Élisabeth Badinter, Cynthia Fleury et beaucoup de féministes françaises semblent, curieusement, ne pas s’offusquer de la disponibilité sexuelle requise des femmes et signifiée notamment par les vêtements « sexy ». Au lieu de cela, elles répètent à l’envi que le foulard ou le voile sont avant tout et à jamais des emblèmes de l’assujettissement à une religion et à une culture qu’elles estiment être particulièrement sexistes.
Ce disant, elles cautionnent des hommes politiques qui tentent de légitimer des positions postcoloniales et islamophobes en les enduisant d’un pseudo-féminisme.
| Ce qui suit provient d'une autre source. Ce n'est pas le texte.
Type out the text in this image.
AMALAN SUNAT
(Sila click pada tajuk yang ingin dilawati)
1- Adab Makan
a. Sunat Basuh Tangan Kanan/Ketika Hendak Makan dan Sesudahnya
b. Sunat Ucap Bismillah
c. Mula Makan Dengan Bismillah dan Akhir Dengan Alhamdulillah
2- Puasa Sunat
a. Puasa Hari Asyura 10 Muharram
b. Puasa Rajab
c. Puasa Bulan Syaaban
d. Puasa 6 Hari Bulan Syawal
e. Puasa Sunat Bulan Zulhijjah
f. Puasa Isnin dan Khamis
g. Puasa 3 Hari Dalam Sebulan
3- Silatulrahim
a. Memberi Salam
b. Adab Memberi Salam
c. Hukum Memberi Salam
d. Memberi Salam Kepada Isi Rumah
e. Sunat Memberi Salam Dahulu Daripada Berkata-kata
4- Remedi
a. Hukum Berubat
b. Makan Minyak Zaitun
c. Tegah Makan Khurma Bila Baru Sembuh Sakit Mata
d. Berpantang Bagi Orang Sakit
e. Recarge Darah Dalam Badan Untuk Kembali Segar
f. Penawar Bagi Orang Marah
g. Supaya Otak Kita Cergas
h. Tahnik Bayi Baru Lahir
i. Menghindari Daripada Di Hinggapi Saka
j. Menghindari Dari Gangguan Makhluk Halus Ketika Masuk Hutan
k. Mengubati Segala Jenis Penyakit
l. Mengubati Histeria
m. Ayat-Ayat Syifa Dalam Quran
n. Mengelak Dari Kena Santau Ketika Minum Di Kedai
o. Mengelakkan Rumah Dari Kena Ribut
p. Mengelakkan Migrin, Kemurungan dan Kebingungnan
En passant, je rappellerais qu’Élisabeth Badinter n’a pas hésité à partir en guerre dans Fausse route (2003) contre les féministes dénonçant les violences envers les femmes, et qu’en 2011, elle a aussi fait partie de celles qui ont pris la défense de DSK contre les féministes [7]. Dans Classer, dominer, j’ai montré comment l’attribution du sexisme aux musulmans allait de pair chez elle avec le déni de l’oppression des occidentales.[8]
[1] Selon un sondage Ifop réalisé en ligne pour Le figaro du 15 au 18 octobre 2012.
[2] Selon un sondage Ifop réalisé du 19 au 21 mars 2013, au moment où la cour de cassation a estimé que l’interdiction du port du voile dans le règlement intérieur de la crèche Baby Loup n’était pas légitime : source : article du Parisien du 23 mars 2013 et sur le site du Nouvel Observateur ici et là.
[3] Selon un sondage Ifop réalisé en ligne pour Le Figaro les 6 et 7 août 2013.
[4] E. Badinter, propos recueillis par Nicolas Truong, « Banaliser l'image de la femme voilée, c'est l'ériger en norme », Le Monde, 23 mars 2013.
[5] C. Delphy, « La fabrication de l’’Autre’» par le pouvoir », entretien avec Christine Delphy, Propos recueillis par Daniel Bertaux, Catherine Delcroix et Roland Pfefferkorn, publié dans Migrations et sociétés, vol. 23, n°133, janvier-février 2011, republié sur le blog de C. Delphy.
[6] Voir Mona Cholet, Beauté fatale : Les nouveaux visages d'une aliénation féminine, Paris, Zones, 2012.
[7] Le 6 juillet 2011, interrogée par Hélène Jouan, sur France Inter.